On peut avancer que l’accumulation, la densification et la systématisation de tels outils contribuent à l’émergence d’une « réalité-fusion », qui se caractérise par un effacement des frontières entre la réalité et la virtualité, produisant une culture de l’ « everyware », c’est-à-dire une culture où, partout et à tout moment, des systèmes ou des procédés viendront « augmenter » notre expérience de la réalité réelle.
Dans ce contexte, il faudra surveiller de près la convergence annoncée des Bits, des Atomes, des Neurones et des Gènes (BANG). Quand l’industrie des semi-conducteurs aura atteint la barrière des 20 nm et sera véritablement bâtie autour des nanotechnologies, un point de non-retour sera atteint.
La prolifération de nano-produits, le développement d’une biologie synthétique, la manipulation à grande échelle des écosystèmes et du climat, la fertilisation des océans par la géo-ingénierie, l’ingénierie génétique extrême modifiant la structure même du corps humain, feront partie du tableau d’ensemble.

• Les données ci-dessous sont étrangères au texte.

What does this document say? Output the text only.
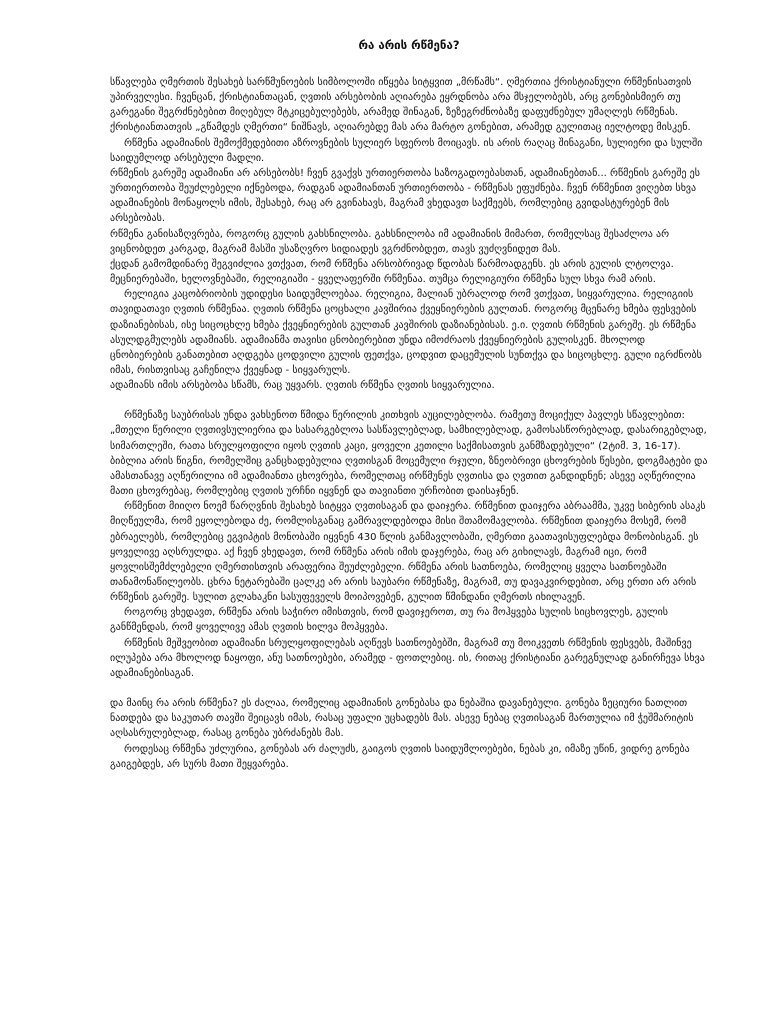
რა არის რწმენა?

სწავლება ღმერთის შესახებ სარწმუნოების სიმბოლოში იწყება სიტყვით „მრწამს“. ღმერთია ქრისტიანული რწმენისათვის უპირველესი. ჩვენცან, ქრისტიანთაცან, ღვთის არსებობის აღიარება ეყრდნობა არა მსჯელობებს, არც გონებისმიერ თუ გარეგანი შეგრძნებებით მიღებულ მტკიცებულებებს, არამედ შინაგან, ზეზეგრძნობაზე დაფუძნებულ უმაღლეს რწმენას. ქრისტიანთათვის „გწამდეს ღმერთი“ ნიშნავს, აღიარებდე მას არა მარტო გონებით, არამედ გულითაც იელტოდე მისკენ.

რწმენა ადამიანის შემოქმედებითი აზროვნების სულიერ სფეროს მოიცავს. ის არის რაღაც შინაგანი, სულიერი და სულში საიდუმლოდ არსებული მადლი.

რწმენის გარეშე ადამიანი არ არსებობს! ჩვენ გვაქვს ურთიერთობა საზოგადოებასთან, ადამიანებთან... რწმენის გარეშე ეს ურთიერთობა შეუძლებელი იქნებოდა, რადგან ადამიანთან ურთიერთობა - რწმენას ეფუძნება. ჩვენ რწმენით ვიღებთ სხვა ადამიანების მონაყოლს იმის, შესახებ, რაც არ გვინახავს, მაგრამ ვხედავთ საქმეებს, რომლებიც გვიდასტურებენ მის არსებობას.

რწმენა განისაზღვრება, როგორც გულის გახსნილობა. გახსნილობა იმ ადამიანის მიმართ, რომელსაც შესაძლოა არ ვიცნობდეთ კარგად, მაგრამ მასში უსაზღვრო სიდიადეს ვგრძნობდეთ, თავს ვუძღვნიდეთ მას.

ქცდან გამომდინარე შეგვიძლია ვთქვათ, რომ რწმენა არსობრივად წდობას წარმოადგენს. ეს არის გულის ლტოლვა.

მეცნიერებაში, ხელოვნებაში, რელიგიაში - ყველაფერში რწმენაა. თუმცა რელიგიური რწმენა სულ სხვა რამ არის.

რელიგია კაცობრიობის უდიდესი საიდუმლოებაა. რელიგია, მალიან უბრალოდ რომ ვთქვათ, სიყვარულია. რელიგიის თავიდათავი ღვთის რწმენაა. ღვთის რწმენა ცოცხალი კავშირია ქვეყნიერების გულთან. როგორც მცენარე ხმება ფესვების დაზიანებისას, ისე სიცოცხლე ხმება ქვეყნიერების გულთან კავშირის დაზიანებისას. ე.ი. ღვთის რწმენის გარეშე. ეს რწმენა ასულდგმულებს ადამიანს. ადამიანმა თავისი ცნობიერებით უნდა იმოძრაოს ქვეყნიერების გულისკენ. მხოლოდ ცნობიერების განათებით აღდგება ცოდვილი გულის ფეთქვა, ცოდვით დაცემულის სუნთქვა და სიცოცხლე. გული იგრძნობს იმას, რისთვისაც გაჩენილა ქვეყნად - სიყვარულს.

ადამიანს იმის არსებობა სწამს, რაც უყვარს. ღვთის რწმენა ღვთის სიყვარულია.

რწმენაზე საუბრისას უნდა ვახსენოთ წმიდა წერილის კითხვის აუცილებლობა. რამეთუ მოციქულ პავლეს სწავლებით: „მთელი წერილი ღვთივსულიერია და სასარგებლოა სასწავლებლად, სამხილებლად, გამოსასწორებლად, დასარიგებლად, სიმართლეში, რათა სრულყოფილი იყოს ღვთის კაცი, ყოველი კეთილი საქმისათვის განმზადებული“ (2ტიმ. 3, 16-17).

ბიბლია არის წიგნი, რომელშიც განცხადებულია ღვთისგან მოცემული რჯული, ზნეობრივი ცხოვრების წესები, დოგმატები და ამასთანავე აღწერილია იმ ადამიანთა ცხოვრება, რომელთაც ირწმუნეს ღვთისა და ღვთით განდიდნენ; ასევე აღწერილია მათი ცხოვრებაც, რომლებიც ღვთის ურჩნი იყვნენ და თავიანთი ურჩობით დაისაჯნენ.

რწმენით მიიღო ნოემ წარღვნის შესახებ სიტყვა ღვთისაგან და დაიჯერა. რწმენით დაიჯერა აბრაამმა, უკვე სიბერის ასაკს მიღწეულმა, რომ ეყოლებოდა ძე, რომლისგანაც გამრავლდებოდა მისი შთამომავლობა. რწმენით დაიჯერა მოსემ, რომ ებრაელებს, რომლებიც ეგვიპტის მონობაში იყვნენ 430 წლის განმავლობაში, ღმერთი გაათავისუფლებდა მონობისგან. ეს ყოველივე აღსრულდა. აქ ჩვენ ვხედავთ, რომ რწმენა არის იმის დაჯერება, რაც არ გიხილავს, მაგრამ იცი, რომ ყოვლისშემძლებელი ღმერთისთვის არაფერია შეუძლებელი. რწმენა არის სათნოება, რომელიც ყველა სათნოებაში თანამონაწილეობს. ცხრა ნეტარებაში ცალკე არ არის საუბარი რწმენაზე, მაგრამ, თუ დავაკვირდებით, არც ერთი არ არის რწმენის გარეშე. სულით გლახაკნი სასუფეველს მოიპოვებენ, გულით წმინდანი ღმერთს იხილავენ.

როგორც ვხედავთ, რწმენა არის საჭირო იმისთვის, რომ დავიჯეროთ, თუ რა მოჰყვება სულის სიცხოვლეს, გულის განწმენდას, რომ ყოველივე ამას ღვთის ხილვა მოჰყვება.

რწმენის მეშვეობით ადამიანი სრულყოფილებას აღწევს სათნოებებში, მაგრამ თუ მოიკვეთს რწმენის ფესვებს, მაშინვე ილუპება არა მხოლოდ ნაყოფი, ანუ სათნოებები, არამედ - ფოთლებიც. ის, რითაც ქრისტიანი გარეგნულად განირჩევა სხვა ადამიანებისაგან.

და მაინც რა არის რწმენა? ეს ძალაა, რომელიც ადამიანის გონებასა და ნებაშია დავანებული. გონება ზეციური ნათლით ნათდება და საკუთარ თავში შეიცავს იმას, რასაც უფალი უცხადებს მას. ასევე ნებაც ღვთისაგან მართულია იმ ჭეშმარიტის აღსასრულებლად, რასაც გონება უბრძანებს მას.

როდესაც რწმენა უძლურია, გონებას არ ძალუძს, გაიგოს ღვთის საიდუმლოებები, ნებას კი, იმაზე უწინ, ვიდრე გონება გაიგებდეს, არ სურს მათი შეყვარება.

On pourra alors peut-être prendre au sérieux la prédiction de futurologues comme Ray Kurzweil, qui affirme que nous allons vers une « singularité ». Notre intelligence transcendera, dit-il, ses « limitations biologiques », et pourra s’incarner sur d’autres supports, permettant de devenir des « trillions » de fois plus puissantes.

Admettons que ces prédictions se réalisent. La question de base restera cependant la même. Ces nouveaux nano-outils, cette ré-ingénierie générale de l’homme et de la terre se mettront au service de quelle finalité ?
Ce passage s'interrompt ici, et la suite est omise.